In some cases, it will be useful to add a user to a group (other than their default main group) in order to grant additional permissions. For example, a user who is included in the sudo group has full administrative privileges through the sudo command. This can be achieved with a command such as adduser user group.

5.2.2. Modifying an Existing Account or Password

The following commands allow modification of the information stored in specific fields of the user databases:

  • passwd—permits a regular user to change their password, which in turn, updates the /etc/shadow file.
  • chfn—(CHange Full Name), reserved for the super-user (root), modifies the GECOS, or "general information" field.
  • chsh—(CHange SHell) changes the user's login shell. However, available choices will be limited to those listed in /etc/shells; the administrator, on the other hand, is not bound by this restriction and can set the shell to any program chosen.
  • chage—(CHange AGE) allows the administrator to change the password expiration settings by passing the user name as an argument or list current settings using the -l user option. Alternatively, you can also force the expiration of a password using the passwd -e user command, which forces the user to change their password the next time they log in.

5.2.3. Disabling an Account

You may find yourself needing to disable an account (lock out a user) as a disciplinary measure, for the purposes of an investigation, or simply in the event of a prolonged or definitive absence of a user. A disabled account means the user cannot login or gain access to the machine. The account remains intact on the machine and no files or data are deleted; it is simply inaccessible. This is accomplished by using the command passwd -l user(lock). Re-enabling the account is done in similar fashion, with the -u option (unlock).

5.2.4. Managing Unix Groups

The addgroup and delgroup commands add or delete a group, respectively. The groupmod command modifies a group's information (its gid or identifier). The command gpasswd group changes the password for the group, while the
gpasswd -r group command deletes it.

Working with Several Groups

Each user may be a member of many groups. A user's main group is, by default, created during initial user configuration. By default, each file that a user creates belongs to the user, as well as to the user's main group. This is not always desirable; for example, when the user needs to work in a directory shared by a group other than their main group. In this case, the user needs to change groups using one of the following commands: newgrp, which starts a new shell, or sg, which simply executes a command using the supplied alternate group. These commands also allow the user to join a group to which they do not currently belong.

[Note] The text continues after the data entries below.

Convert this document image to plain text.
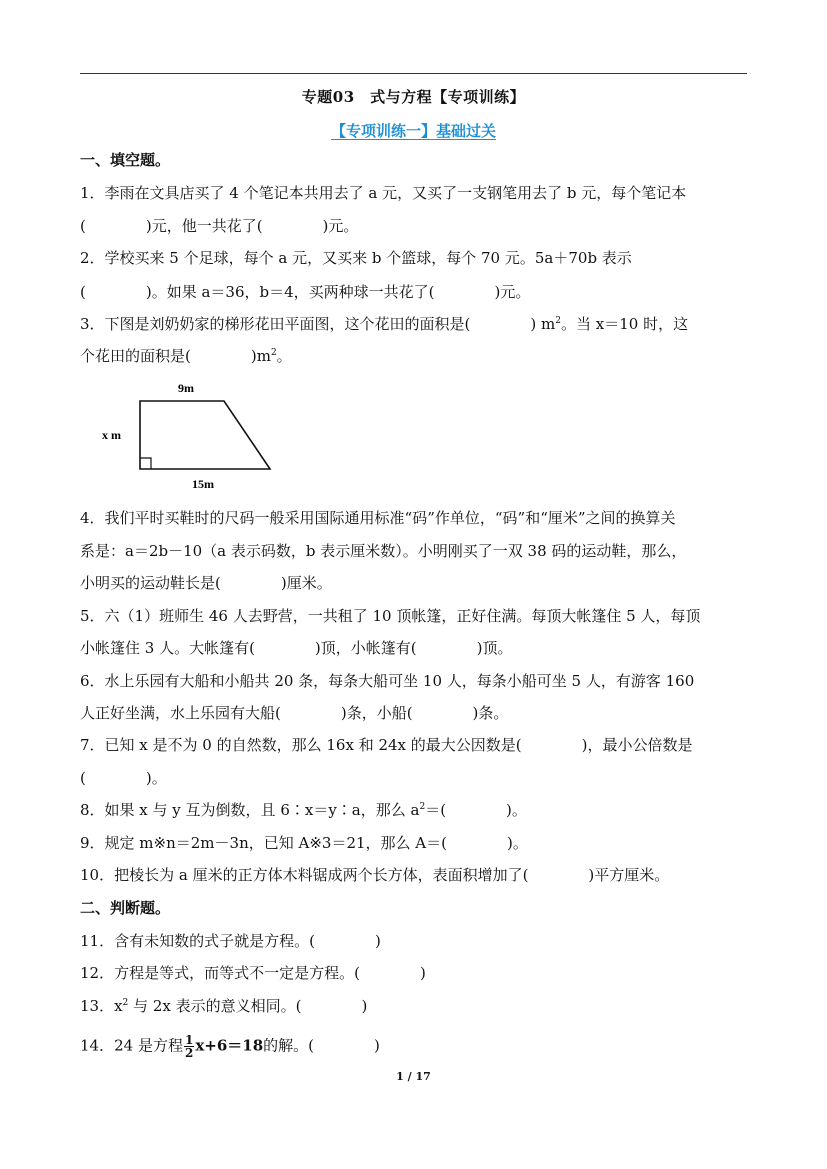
专题03　式与方程【专项训练】
【专项训练一】基础过关
一、填空题。
1．李雨在文具店买了 4 个笔记本共用去了 a 元，又买了一支钢笔用去了 b 元，每个笔记本
(　　　　)元，他一共花了(　　　　)元。
2．学校买来 5 个足球，每个 a 元，又买来 b 个篮球，每个 70 元。5a＋70b 表示
(　　　　)。如果 a＝36，b＝4，买两种球一共花了(　　　　)元。
3．下图是刘奶奶家的梯形花田平面图，这个花田的面积是(　　　　) $m^2$。当 x＝10 时，这
个花田的面积是(　　　　)$m^2$。
9m
x m
15m
4．我们平时买鞋时的尺码一般采用国际通用标准“码”作单位，“码”和“厘米”之间的换算关
系是：a＝2b－10（a 表示码数，b 表示厘米数）。小明刚买了一双 38 码的运动鞋，那么，
小明买的运动鞋长是(　　　　)厘米。
5．六（1）班师生 46 人去野营，一共租了 10 顶帐篷，正好住满。每顶大帐篷住 5 人，每顶
小帐篷住 3 人。大帐篷有(　　　　)顶，小帐篷有(　　　　)顶。
6．水上乐园有大船和小船共 20 条，每条大船可坐 10 人，每条小船可坐 5 人，有游客 160
人正好坐满，水上乐园有大船(　　　　)条，小船(　　　　)条。
7．已知 x 是不为 0 的自然数，那么 16x 和 24x 的最大公因数是(　　　　)，最小公倍数是
(　　　　)。
8．如果 x 与 y 互为倒数，且 6∶x＝y∶a，那么 $a^2=$(　　　　)。
9．规定 m※n＝2m－3n，已知 A※3＝21，那么 A＝(　　　　)。
10．把棱长为 a 厘米的正方体木料锯成两个长方体，表面积增加了(　　　　)平方厘米。
二、判断题。
11．含有未知数的式子就是方程。(　　　　)
12．方程是等式，而等式不一定是方程。(　　　　)
13．$x^2$ 与 2x 表示的意义相同。(　　　　)
14．24 是方程 $\frac{1}{2} x+6=18$的解。(　　　　)
1 / 17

If the group is password protected, they will need to supply the appropriate password before the command is executed.

Alternatively, the user can set the setgid bit on the directory, which causes files created in that directory to automatically belong to the correct group. For more details, see SECURITY setgid directory and sticky bit.

The id command displays the current state of a user, with their personal identifier (uid variable), current main group (gid variable), and the list of groups to which they belong (groups variable).